3. Cetyltrimethylammonium Bromide nucleic acid extraction 

This technique is mostly used for plant samples as well as their parts like grains, seeds and leaves. It is also used for many food samples. Nucleic acids, and some other polysaccharides are insoluble in solutions of 2% Cetyltrimethylammonium Bromide nucleic acid extraction (CTAB), at high pH. Neutral polysaccharides and proteins are soluble.  This provides an easy way to remove many difficult plant-based contaminants prior to further purification.

4. Chelex® Extraction

This technique is utilized in the field of forensics for DNA extraction from different sources like buccal swabs, blood stain cards and hair. This method uses a resin (trade named Chelex®, that binds to common inhibitors of the polymerase chain reaction (PCR) process.  This yields a fairly crude sample, but one that preserves DNA and renders it useful for PCR-based forensic analysis.

5. Alkaline Extraction

This technique is used for plasmid DNA isolation, by itself for relatively crude preparations, or as the first step in virtually all plasmid purification processes. It involves harvesting bacteria of interest from a culture media and consequently exposing the bacteria to a highly alkaline solution.  This is generally followed by mixing the alkaline extract with the detergent Sodium Dodecyl Sulfate, which removes proteins and most other contaminants.  One of the biggest advantages of this methods is that, since there are many proteins bound to the large chromosomal DNA, this DNA is removed along with the proteins.  Since molecular cloning techniques depend on manipulating plasmid DNA, removing the chromosomal DNA is critical.
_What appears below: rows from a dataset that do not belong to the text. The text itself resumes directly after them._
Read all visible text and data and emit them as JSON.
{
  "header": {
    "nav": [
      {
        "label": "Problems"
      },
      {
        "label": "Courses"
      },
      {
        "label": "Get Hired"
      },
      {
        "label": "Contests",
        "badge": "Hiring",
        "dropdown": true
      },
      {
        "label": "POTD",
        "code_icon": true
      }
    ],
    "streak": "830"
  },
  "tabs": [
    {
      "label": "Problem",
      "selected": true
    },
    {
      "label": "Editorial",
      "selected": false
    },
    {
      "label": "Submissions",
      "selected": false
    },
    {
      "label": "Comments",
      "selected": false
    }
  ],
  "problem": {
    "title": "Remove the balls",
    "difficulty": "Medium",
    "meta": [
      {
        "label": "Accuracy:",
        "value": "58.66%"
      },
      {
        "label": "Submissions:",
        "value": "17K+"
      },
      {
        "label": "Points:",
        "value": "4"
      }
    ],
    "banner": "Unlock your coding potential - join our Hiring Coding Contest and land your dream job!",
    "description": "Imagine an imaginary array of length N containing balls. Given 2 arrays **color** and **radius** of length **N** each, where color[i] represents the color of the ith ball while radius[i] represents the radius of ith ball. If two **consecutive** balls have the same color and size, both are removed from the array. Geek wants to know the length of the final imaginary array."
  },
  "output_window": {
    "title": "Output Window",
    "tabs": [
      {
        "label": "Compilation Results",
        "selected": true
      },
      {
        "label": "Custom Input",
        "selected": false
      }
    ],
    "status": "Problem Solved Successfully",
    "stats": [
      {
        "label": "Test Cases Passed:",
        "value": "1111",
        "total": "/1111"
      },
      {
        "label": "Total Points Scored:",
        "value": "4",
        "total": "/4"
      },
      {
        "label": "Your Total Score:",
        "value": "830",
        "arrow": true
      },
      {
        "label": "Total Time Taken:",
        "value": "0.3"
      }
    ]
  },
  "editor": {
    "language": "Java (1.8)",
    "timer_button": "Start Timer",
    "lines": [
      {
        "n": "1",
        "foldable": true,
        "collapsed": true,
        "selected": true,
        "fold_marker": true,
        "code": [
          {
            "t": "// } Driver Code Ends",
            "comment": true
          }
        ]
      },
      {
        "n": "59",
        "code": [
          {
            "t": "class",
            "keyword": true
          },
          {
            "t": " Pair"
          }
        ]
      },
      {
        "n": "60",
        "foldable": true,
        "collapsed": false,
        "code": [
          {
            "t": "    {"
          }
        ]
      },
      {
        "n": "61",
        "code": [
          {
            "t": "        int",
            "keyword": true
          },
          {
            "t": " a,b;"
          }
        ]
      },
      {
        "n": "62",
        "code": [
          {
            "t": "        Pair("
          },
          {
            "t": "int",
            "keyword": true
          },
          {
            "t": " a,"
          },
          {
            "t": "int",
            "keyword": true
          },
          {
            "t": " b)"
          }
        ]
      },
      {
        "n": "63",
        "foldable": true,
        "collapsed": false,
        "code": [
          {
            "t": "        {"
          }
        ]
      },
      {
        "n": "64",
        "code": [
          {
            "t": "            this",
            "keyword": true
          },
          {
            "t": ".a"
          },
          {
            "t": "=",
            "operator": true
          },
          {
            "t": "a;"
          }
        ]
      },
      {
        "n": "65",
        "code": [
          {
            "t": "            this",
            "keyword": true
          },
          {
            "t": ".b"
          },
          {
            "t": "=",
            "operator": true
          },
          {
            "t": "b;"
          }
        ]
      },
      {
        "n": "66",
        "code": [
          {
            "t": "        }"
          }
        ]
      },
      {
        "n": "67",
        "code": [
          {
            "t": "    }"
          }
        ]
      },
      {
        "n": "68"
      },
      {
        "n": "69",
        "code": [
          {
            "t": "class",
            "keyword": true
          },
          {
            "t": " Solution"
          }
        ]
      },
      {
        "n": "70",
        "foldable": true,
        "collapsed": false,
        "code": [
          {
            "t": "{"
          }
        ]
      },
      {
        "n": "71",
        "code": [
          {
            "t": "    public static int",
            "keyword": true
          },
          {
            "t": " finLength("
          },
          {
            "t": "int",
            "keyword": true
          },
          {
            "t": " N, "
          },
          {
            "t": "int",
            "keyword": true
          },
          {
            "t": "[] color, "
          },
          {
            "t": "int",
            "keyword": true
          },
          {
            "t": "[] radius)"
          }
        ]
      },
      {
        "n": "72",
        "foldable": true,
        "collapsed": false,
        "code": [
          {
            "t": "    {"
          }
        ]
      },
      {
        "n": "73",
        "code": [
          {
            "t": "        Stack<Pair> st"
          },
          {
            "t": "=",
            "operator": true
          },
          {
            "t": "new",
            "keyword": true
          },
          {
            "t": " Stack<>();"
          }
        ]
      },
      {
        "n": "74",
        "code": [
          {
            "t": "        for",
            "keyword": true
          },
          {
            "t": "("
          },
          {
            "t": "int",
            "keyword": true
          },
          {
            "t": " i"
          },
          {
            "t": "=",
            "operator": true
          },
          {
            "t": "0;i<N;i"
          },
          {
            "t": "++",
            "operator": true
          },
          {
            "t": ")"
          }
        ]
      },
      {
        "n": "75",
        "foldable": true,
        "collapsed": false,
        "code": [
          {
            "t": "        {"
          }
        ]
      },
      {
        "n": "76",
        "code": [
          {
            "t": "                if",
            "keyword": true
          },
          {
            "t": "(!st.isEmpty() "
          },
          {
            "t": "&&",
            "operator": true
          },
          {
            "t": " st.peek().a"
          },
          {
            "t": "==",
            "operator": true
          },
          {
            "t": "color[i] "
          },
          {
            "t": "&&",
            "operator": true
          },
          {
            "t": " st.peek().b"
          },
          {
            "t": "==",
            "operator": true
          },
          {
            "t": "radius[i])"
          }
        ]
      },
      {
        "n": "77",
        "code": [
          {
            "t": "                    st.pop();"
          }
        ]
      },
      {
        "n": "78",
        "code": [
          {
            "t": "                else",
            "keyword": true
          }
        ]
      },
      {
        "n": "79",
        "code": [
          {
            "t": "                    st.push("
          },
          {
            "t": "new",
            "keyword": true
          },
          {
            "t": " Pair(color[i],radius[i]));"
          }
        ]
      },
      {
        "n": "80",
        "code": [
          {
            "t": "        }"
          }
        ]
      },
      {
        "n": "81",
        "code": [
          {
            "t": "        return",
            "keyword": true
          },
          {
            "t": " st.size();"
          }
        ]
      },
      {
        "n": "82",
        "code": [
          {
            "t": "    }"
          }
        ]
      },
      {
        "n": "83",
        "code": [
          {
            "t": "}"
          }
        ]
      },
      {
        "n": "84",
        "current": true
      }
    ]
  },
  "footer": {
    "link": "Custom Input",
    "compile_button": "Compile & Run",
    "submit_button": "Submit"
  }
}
Solid-phase nucleic acid extraction

Solid phase extraction methods work by causing nucleic acids to bind to solid supports, such as magnetic beads coated with silica or other materials.  The beads (or other supports) are then washed with alcohol to remove contaminants.  The support is then washed with a liquid that renders the nucleic acids soluble again, which frees the DNA from the support in a process known as elution.  A simple method is to add a solution containing a chaotrope to the crude nucleic acid extract.  Chaotropic agents are molecules that disrupt hydrogen bonding network between water molecules.  In the presence of chaotropes, nucleic acids before far less soluble and will bind to glass, silica-coated magnetic beads and other solid supports – making it easy to separate them from contaminants.  Solid phase extraction methods can also depend on selective binding of DNA and RNA to ion-exchange resins or other chemistries.

Devices

There are numerous devices that are used in nucleic acid extraction methods, these are Spin Columns, Beads or Magnetic Beads, Automated Nucleic Acid Extraction Systems or Liquid Handling Robots as well as Lab-on-a-Chip Cartridges and Microfluidics.

Conclusion

Nucleic acid extraction is an important part of molecular biology. There have been several modifications to the original method which was developed in 1869. Both the mechanical and chemical processes have peculiarities that affect their use, particularly point-of-care diagnostics.